A vida entre as ruínas de Nikopol

Nos arredores de Nikopol, cidade ucraniana situada na margem norte do rio Dnipro, não se vê quase nenhum veículo, seja civil ou militar. O verde exuberante e fresco das árvores de ambos os lados da rua obscurece a visão dos prédios danificados pela guerra. A cerca de sete quilômetros de distância, na margem oposta do largo rio, podem ser vistos os seis reatores da usina nuclear de Zaporíjia, ocupada por tropas russas.

De tempos em tempos, é possível ouvir explosões de diferentes direções. “São os tiros dos nossos soldados e dos ocupantes”, diz Oleksandr, de 37 anos, morador de Nikopol. Rapidamente, ele enche o tanque do carro no posto de gasolina e vai embora. Mas antes aconselha a não ficar muito tempo em Nikopol. “Estava mais ou menos tranquilo hoje de manhã. Mas de lá até aqui, uma bala só precisa de 15 a 30 segundos”, alerta.

A partir da usina nuclear de Zaporíjia, a artilharia russa bombardeia Nikopol frequentemente. Como resultado, 44 ​​residentes morreram e 210 ficaram feridos desde que a guerra de agressão da Rússia começou, em fevereiro de 2022. Recentemente, quando os ocupantes russos anunciaram a evacuação da cidade de Enerhodar, localizada perto da usina nuclear, houve um aumento no bombardeio de Nikopol. De acordo com testemunhas, a maioria das áreas residenciais próximas ao rio foram atingidas. Antes da guerra, Nikopol tinha cerca de 100 mil habitantes. Segundo as autoridades, a população hoje se encontra reduzida para 40 a 50% do que era antes.

A vida cotidiana em tempos de guerra

Ao longo do dia, com a ajuda de tratores e carretas, funcionários municipais removem pilhas de tijolos partidos, vidros quebrados e esquadrias de janelas. Em algumas ruas, técnicos consertam as fiações. “Somos alvejados constantemente. Dia e noite! Estamos repondo o abastecimento para que, quando vencermos, haja luz em todos os lugares”, diz, cheio de otimismo, um técnico chamado Viktor.
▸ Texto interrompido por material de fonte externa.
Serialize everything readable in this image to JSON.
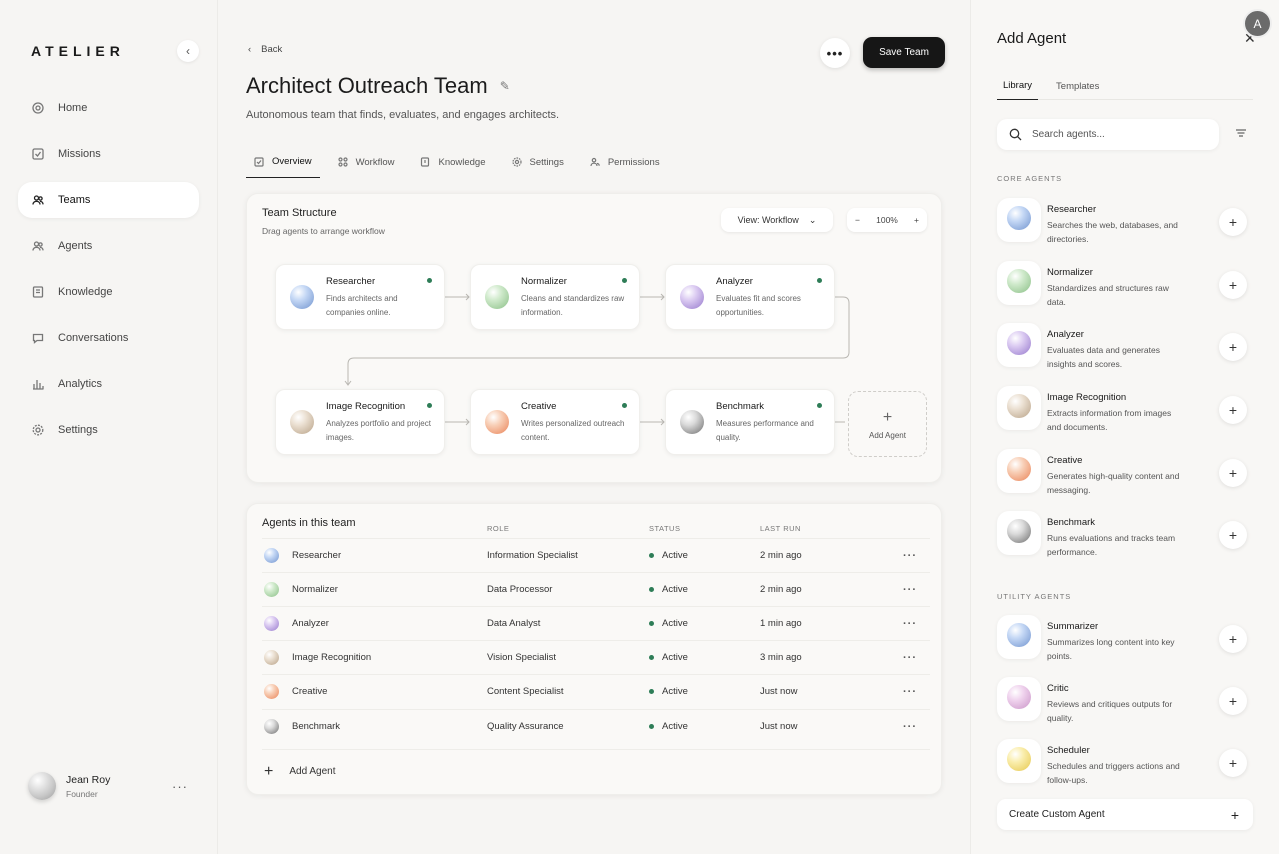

A área afetada pela destruição na cidade de Nikopol, ao longo de toda a margem do Dnipro, é bastante grande. De acordo com Yevhen Yevtushenko, chefe da administração militar regional no local, quase 3 mil casas foram total ou parcialmente destruídas desde o início da invasão russa. Ele não acredita que a evacuação de civis  de Enerhodar e outros distritos ocupados da região de Zaporíjia, anteriormente anunciada pelos invasores, sejam um sinal de que as tropas russas pretendam se retirar de lá ou parar de bombardear.

Oleksandr, funcionário da fábrica de ferroligas de Nikopol, trabalhava no turno da noite durante o recente bombardeio. Ao chegar em casa, viu que o telhado de sua casa estava destruído, as paredes e o carro danificados e o cachorro morto. “Tudo aqui pode ser destruído num segundo! É bom que ninguém da família tenha se ferido. Minha esposa conseguiu correr para o porão quando se deram as primeiras explosões seguidas pela queda de uma granada”, relata, acrescentando que ainda não conseguiu entender tudo o que passou. Oleksandr agradece aos serviços municipais pelo rápido socorro prestado ao estenderem uma lona especial de plástico sobre a casa e ajudarem a limpar os entulhos.

Em Nikopol há água, gás e eletricidade, e tanto transporte público quanto hospitais seguem em operação. No centro da cidade, lojas e mercados permanecem abertos e, ao contrário das ruas vazias da periferia, há muita gente por aqui. Num parque, um homem presenteia uma jovem com flores, eles se beijam e sorriem. De repente, um alarme aéreo soa, mas ninguém reage; nem ela nem uma mulher que se encontra por perto com uma menina. Quando questionada por que não foge, a mulher diz que não haverá bombardeio hoje. “Tem um canal do Telegram onde são postadas as informações de Enerhodar. Hoje, do outro lado, só circulam equipamentos”, conta.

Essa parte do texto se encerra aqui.